Osteogenesis imperfecta (OI) type V is typically characterized by radial head dislocation, calcification of interosseous membrane, and hyperplastic callus. It is caused by the c.-14C>T mutation in the 5' UTR of IFITM5 gene, adding 5 amino acids (MALEP) to the N-terminal of IFITM5 protein. Previous studies have suggested a neomorphic function of the MALEP-IFITM5 protein. However, the underlying mechanisms remain unclear due to embryonic lethality in previous mouse models. Therefore, we developed an inducible mouse model (Ifitm5flox c.-14C>T) that could be induced by Cre expressed at different developmental stages to explore the pathogenic effects of the neomorphic MALEP-IFITM5. The mutant Ifitm5 allele could be regulated by the endogenous regulatory elements after Cre recombination, maintaining its spatiotemporal expression pattern and physiological level. Specifically, Prx1-Cre; Ifitm5flox c.-14C>T mutant mice were born with fractures in all limbs, showing impaired ossification and enhanced chondrogenesis associated with increased SOX9 abundance. Analyses of single-cell RNA sequencing data revealed arrested osteogenesis in Prx1-Cre; Ifitm5flox c.-14C>T mouse. A major population of cells expressing both osteogenic and chondrogenic signature genes was identified in the mutant mouse. Reduced expression of SP7 and SOST in the cortical regions of mutant mice confirmed delayed osteocyte maturation and compromised osteogenesis. Elevated bone marrow adipocytes were found in the adult mutant mice. Ectopic chondrogenesis and SOX9 expression were also observed in the perichondrium regions of Col1a1-Cre; Ifitm5flox c.-14C>T and Ocn-Cre; Ifitm5flox c.-14C>T mutant mice. The inducible Ifitm5flox c.-14C>T mouse model and integrated single-cell transcriptomic analyses elucidated that ectopic expression of SOX9 and disrupted homeostatic balance among osteogenesis, chondrogenesis, and adipogenesis may contribute to the pathogenesis caused by MALEP-IFITM5, helping to gain deeper insights into the molecular mechanisms of type V OI.

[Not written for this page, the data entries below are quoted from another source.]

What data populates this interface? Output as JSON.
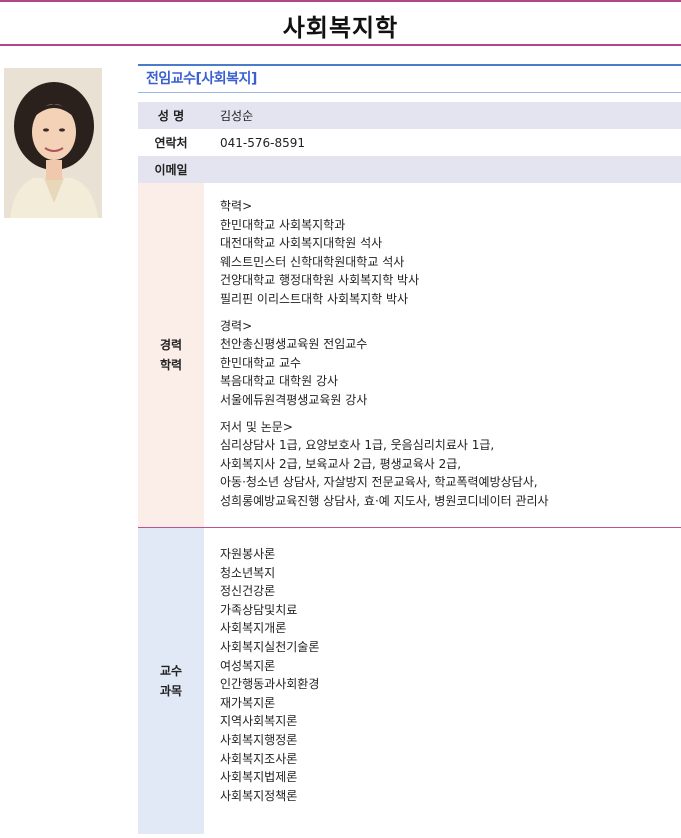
{
  "header": {
    "title": "사회복지학"
  },
  "section": {
    "title": "전임교수[사회복지]"
  },
  "info": {
    "name_label": "성 명",
    "name_value": "김성순",
    "contact_label": "연락처",
    "contact_value": "041-576-8591",
    "email_label": "이메일",
    "email_value": ""
  },
  "career": {
    "label_line1": "경력",
    "label_line2": "학력",
    "education": {
      "heading": "학력>",
      "items": [
        "한민대학교 사회복지학과",
        "대전대학교 사회복지대학원 석사",
        "웨스트민스터 신학대학원대학교 석사",
        "건양대학교 행정대학원 사회복지학 박사",
        "필리핀 이리스트대학 사회복지학 박사"
      ]
    },
    "experience": {
      "heading": "경력>",
      "items": [
        "천안총신평생교육원 전임교수",
        "한민대학교 교수",
        "복음대학교 대학원 강사",
        "서울에듀원격평생교육원 강사"
      ]
    },
    "publications": {
      "heading": "저서 및 논문>",
      "items": [
        "심리상담사 1급, 요양보호사 1급, 웃음심리치료사 1급,",
        "사회복지사 2급, 보육교사 2급, 평생교육사 2급,",
        "아동·청소년 상담사, 자살방지 전문교육사, 학교폭력예방상담사,",
        "성희롱예방교육진행 상담사, 효·예 지도사, 병원코디네이터 관리사"
      ]
    }
  },
  "courses": {
    "label_line1": "교수",
    "label_line2": "과목",
    "items": [
      "자원봉사론",
      "청소년복지",
      "정신건강론",
      "가족상담및치료",
      "사회복지개론",
      "사회복지실천기술론",
      "여성복지론",
      "인간행동과사회환경",
      "재가복지론",
      "지역사회복지론",
      "사회복지행정론",
      "사회복지조사론",
      "사회복지법제론",
      "사회복지정책론"
    ]
  },
  "colors": {
    "accent_rule": "#b0468c",
    "section_title": "#3b5fd0",
    "career_bg": "#fbeee8",
    "courses_bg": "#e0e9f5",
    "info_alt_bg": "#e4e4f0"
  }
}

V型成骨不全症(OI)的典型特征是桡骨头脱位、骨间膜钙化和骨痂增生。它是由IFITM5基因5'UTR中的c.-14C>T突变引起的,该突变在IFITM5蛋白的N端添加了5个氨基酸(MALEP)。先前的研究表明MALEP-IFITM5蛋白具有新功能。然而,由于先前小鼠模型中的胚胎致死性,其潜在机制仍不清楚。因此,我们开发了一种可诱导的小鼠模型(Ifitm5flox c.-14C>T),该模型可由在不同发育阶段表达的Cre诱导,以探索新功能的MALEP-IFITM5的致病作用。Cre重组后,突变的Ifitm5等位基因可由内源性调控元件调控,维持其时空表达模式和生理水平。具体而言,Prx1-Cre; Ifitm5flox c.-14C>T突变小鼠出生时四肢均有骨折,表现出骨化受损和软骨生成增强,同时SOX9丰度增加。单细胞RNA测序数据分析显示Prx1-Cre; Ifitm5flox c.-14C>T小鼠的成骨停滞。在突变小鼠中鉴定出大量同时表达成骨和软骨生成特征基因的细胞群。突变小鼠皮质区域中SP7和SOST的表达降低,证实骨细胞成熟延迟和成骨受损。在成年突变小鼠中发现骨髓脂肪细胞增多。在Col1a1-Cre; Ifitm5flox c.-14C>T和Ocn-Cre; Ifitm5flox c.-14C>T突变小鼠的软骨膜区域也观察到异位软骨生成和SOX9表达。可诱导的Ifitm5flox c.-14C>T小鼠模型和整合的单细胞转录组分析表明,SOX9的异位表达以及成骨、软骨生成和脂肪生成之间的稳态平衡破坏可能导致MALEP-IFITM5引起的发病机制,有助于更深入地了解V型OI的分子机制。